Fonds de dotation
Jean-Pierre Bertrand

Permutations et œuvres potentielles
par Lydie Delahaye, historienne de l’art

Rencontre #7 - À LIRE ET À ÉCOUTER

« Le Diamon’d est le titre d’un ensemble d’éléments qui se manifestent dans l’espace par une forme – un contenu – la façon dont chacun d’eux est disposé et la façon dont ils configurent l’ensemble. » Jean-Pierre Bertrand

Jean-Pierre bertrand © DR
exposition monographique, vue partielle
© Jean-Pierre Bertrand - ADAGP

Introduction

« Mon sujet de recherche, qui a été aussi mon sujet de thèse, porte sur les films sur l’art, et constitue une des entrées possibles de la compréhension du travail de Jean-Pierre Bertrand. J’ai fait une thèse sur les films sur l’art qui s’intitulait Filmer l’art et non pas les films sur l’art. Une des problématiques de cette thèse, c’était justement de ne pas considérer le film sur l’art comme un genre cinématographique, qu’il est par ailleurs. Le genre cinématographique du film sur l’art existe au cinéma. Ce sont des films documentaires ou de fiction qui vont avoir comme sujet principal la création, que ce soit l’artiste au travail ou la biographie de l’artiste, ou bien tout simplement l’œuvre finie d’un artiste. J’ai voulu me détacher du genre cinématographique que constitue le film sur l’art pour plutôt essayer d’identifier à l’intérieur d’un corpus de films ce qui serait un geste artistique. Il m’a semblé assez évident qu’il était possible d’imaginer un parcours à l’intérieur de l’œuvre de Jean-Pierre Bertrand. Il sera composé principalement de films, mais je vais aussi mentionner quelques catalogues d’expositions et, par la force des choses, quelques expositions. D’autant plus que certains films sont des films d’expositions. Je vais effectuer un parcours à l’intérieur de son travail pour montrer comment l’action de filmer l’art peut se constituer vraiment comme un geste artistique, un geste de création.

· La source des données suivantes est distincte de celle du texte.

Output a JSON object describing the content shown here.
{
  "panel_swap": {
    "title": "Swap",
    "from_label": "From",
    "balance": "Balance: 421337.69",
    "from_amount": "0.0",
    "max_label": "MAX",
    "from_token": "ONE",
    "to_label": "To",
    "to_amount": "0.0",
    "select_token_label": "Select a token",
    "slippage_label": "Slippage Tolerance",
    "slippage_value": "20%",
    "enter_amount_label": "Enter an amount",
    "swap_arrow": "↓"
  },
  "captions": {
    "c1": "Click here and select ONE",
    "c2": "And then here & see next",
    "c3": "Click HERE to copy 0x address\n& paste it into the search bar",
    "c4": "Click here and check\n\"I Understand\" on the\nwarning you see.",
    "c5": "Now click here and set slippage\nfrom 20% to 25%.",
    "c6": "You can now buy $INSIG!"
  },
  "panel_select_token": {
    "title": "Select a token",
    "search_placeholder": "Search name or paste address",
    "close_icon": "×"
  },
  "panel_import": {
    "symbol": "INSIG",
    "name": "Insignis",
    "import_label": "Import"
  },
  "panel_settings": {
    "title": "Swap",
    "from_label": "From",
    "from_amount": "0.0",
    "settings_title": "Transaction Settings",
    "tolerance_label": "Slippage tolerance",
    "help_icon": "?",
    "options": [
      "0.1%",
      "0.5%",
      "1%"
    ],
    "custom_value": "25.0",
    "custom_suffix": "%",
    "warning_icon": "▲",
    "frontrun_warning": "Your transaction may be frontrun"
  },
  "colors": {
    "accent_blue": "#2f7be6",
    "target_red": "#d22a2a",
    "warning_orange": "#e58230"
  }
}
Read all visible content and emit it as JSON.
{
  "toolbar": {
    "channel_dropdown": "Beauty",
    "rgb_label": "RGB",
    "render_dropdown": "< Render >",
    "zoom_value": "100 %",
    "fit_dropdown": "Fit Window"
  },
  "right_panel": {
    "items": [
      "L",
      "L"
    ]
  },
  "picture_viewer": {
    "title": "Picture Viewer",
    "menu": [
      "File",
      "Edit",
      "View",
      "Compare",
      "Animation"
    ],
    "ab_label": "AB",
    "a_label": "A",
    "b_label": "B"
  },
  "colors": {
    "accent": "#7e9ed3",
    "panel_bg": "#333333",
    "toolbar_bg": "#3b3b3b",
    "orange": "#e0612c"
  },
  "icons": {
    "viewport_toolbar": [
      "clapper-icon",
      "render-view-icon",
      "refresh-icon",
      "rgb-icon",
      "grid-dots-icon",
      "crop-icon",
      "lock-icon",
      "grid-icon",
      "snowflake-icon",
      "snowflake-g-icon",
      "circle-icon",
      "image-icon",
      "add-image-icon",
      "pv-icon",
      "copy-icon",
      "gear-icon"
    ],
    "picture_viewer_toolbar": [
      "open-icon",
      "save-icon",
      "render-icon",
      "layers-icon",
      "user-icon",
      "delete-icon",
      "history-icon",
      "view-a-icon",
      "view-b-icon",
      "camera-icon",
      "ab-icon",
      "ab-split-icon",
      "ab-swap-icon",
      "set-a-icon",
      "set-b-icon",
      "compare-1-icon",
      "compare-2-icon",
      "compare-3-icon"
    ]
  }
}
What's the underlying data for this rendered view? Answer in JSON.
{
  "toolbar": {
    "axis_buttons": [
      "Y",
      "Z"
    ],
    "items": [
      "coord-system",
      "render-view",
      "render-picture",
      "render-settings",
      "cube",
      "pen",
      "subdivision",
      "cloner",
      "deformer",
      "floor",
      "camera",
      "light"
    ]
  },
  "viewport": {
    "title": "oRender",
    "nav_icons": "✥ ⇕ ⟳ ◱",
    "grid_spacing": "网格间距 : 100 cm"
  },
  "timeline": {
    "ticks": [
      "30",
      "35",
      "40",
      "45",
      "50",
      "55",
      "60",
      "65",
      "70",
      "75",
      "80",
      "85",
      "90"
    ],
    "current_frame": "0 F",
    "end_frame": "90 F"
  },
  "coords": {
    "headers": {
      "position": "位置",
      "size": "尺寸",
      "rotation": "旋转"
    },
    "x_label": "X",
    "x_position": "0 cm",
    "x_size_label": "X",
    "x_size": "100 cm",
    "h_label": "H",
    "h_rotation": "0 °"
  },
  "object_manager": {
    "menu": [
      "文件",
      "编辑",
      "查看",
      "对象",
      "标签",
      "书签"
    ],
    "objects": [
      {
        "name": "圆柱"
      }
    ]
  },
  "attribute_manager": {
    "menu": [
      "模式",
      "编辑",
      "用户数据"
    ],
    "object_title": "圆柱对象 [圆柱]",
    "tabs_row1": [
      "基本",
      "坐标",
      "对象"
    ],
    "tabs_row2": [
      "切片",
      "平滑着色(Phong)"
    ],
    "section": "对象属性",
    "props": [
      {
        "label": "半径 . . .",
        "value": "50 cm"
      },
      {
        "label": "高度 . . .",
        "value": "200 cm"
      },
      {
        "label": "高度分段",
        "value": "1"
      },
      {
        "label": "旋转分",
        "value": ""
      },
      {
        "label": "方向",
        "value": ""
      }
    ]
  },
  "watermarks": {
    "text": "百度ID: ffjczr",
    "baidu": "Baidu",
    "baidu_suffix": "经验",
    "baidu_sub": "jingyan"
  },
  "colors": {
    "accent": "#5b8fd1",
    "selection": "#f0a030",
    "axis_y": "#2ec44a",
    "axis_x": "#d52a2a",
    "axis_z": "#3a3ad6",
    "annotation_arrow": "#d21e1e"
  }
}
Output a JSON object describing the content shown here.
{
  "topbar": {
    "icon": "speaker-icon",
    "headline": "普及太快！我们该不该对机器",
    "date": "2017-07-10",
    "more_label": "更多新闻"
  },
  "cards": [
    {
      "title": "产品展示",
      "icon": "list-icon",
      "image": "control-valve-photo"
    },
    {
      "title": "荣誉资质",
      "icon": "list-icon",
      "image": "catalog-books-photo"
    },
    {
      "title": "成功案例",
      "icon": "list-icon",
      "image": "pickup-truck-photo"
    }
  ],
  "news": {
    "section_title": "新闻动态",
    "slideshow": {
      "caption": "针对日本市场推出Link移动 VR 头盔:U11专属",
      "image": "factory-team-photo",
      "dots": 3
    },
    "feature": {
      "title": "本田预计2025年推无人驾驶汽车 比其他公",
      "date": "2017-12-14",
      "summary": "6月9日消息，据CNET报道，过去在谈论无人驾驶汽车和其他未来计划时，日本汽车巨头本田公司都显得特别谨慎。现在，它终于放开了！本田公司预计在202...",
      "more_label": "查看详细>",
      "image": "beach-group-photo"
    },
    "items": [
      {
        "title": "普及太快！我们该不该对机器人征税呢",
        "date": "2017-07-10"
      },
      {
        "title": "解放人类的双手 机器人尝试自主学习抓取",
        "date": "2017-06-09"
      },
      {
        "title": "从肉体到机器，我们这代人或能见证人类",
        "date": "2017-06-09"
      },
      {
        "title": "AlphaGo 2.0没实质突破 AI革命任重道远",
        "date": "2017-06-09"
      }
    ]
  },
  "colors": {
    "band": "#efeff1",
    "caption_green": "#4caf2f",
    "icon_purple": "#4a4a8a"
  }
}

La première des choses, c’est de revenir sur ce corpus que j’ai essayé d’établir dans mes recherches. Ce corpus navigue entre deux genres. D’abord vraiment du film sur l’art assez canonique. Ce sont des films documentaires principalement - j’ai éliminé vraiment la fiction - qui cherchent à comprendre la création. Ils cherchent à filmer l’artiste au travail et, par-là, essayent de comprendre le processus à l’œuvre au moment de sa fabrication. Parmi ces films canoniques, on trouve aussi des films, qui s’attellent à comprendre des œuvres finies, c’est à dire vraiment un geste d’historien de l’art qui utilise la caméra comme un outil d’analyse. Dans ce cas, au même titre que l’historien de l’art utilise sa grille d’analyse formelle, l’œil de la caméra va pouvoir comprendre les œuvres d’art, principalement la peinture, mais aussi un peu la sculpture. Ensuite, pour ma part, ce que j’ai essayé d’identifier c’est un autre geste qui est celui d’artistes qui utilisent le film pour comprendre leur propre création, principalement. Donc des artistes qui ont une production artistique autre que cinématographique, qui utilisent la caméra pour soumettre leur propre travail au mouvement, aux jeux d’ombres, aux jeux de lumière. En somme, des artistes qui, grâce au cinéma, cherchent à comprendre leur travail dans un autre état. Ce geste-là, je l’identifie dès le début du XXᵉ siècle, quasiment au moment de la naissance du cinéma, mais de manière très brève, puis plus largement dans les années 1920 et les années 1930, au moment des avant-gardes. Filmer l’art, c’était un geste d’artiste d’avant-garde qui va se constituer progressivement en véritable pratique artistique. À partir des années 1960 et 1970, avec un art d’une part performatif, mais aussi de plus en plus conceptuel, observer son propre travail par la caméra devient un geste conceptuel de remédiation.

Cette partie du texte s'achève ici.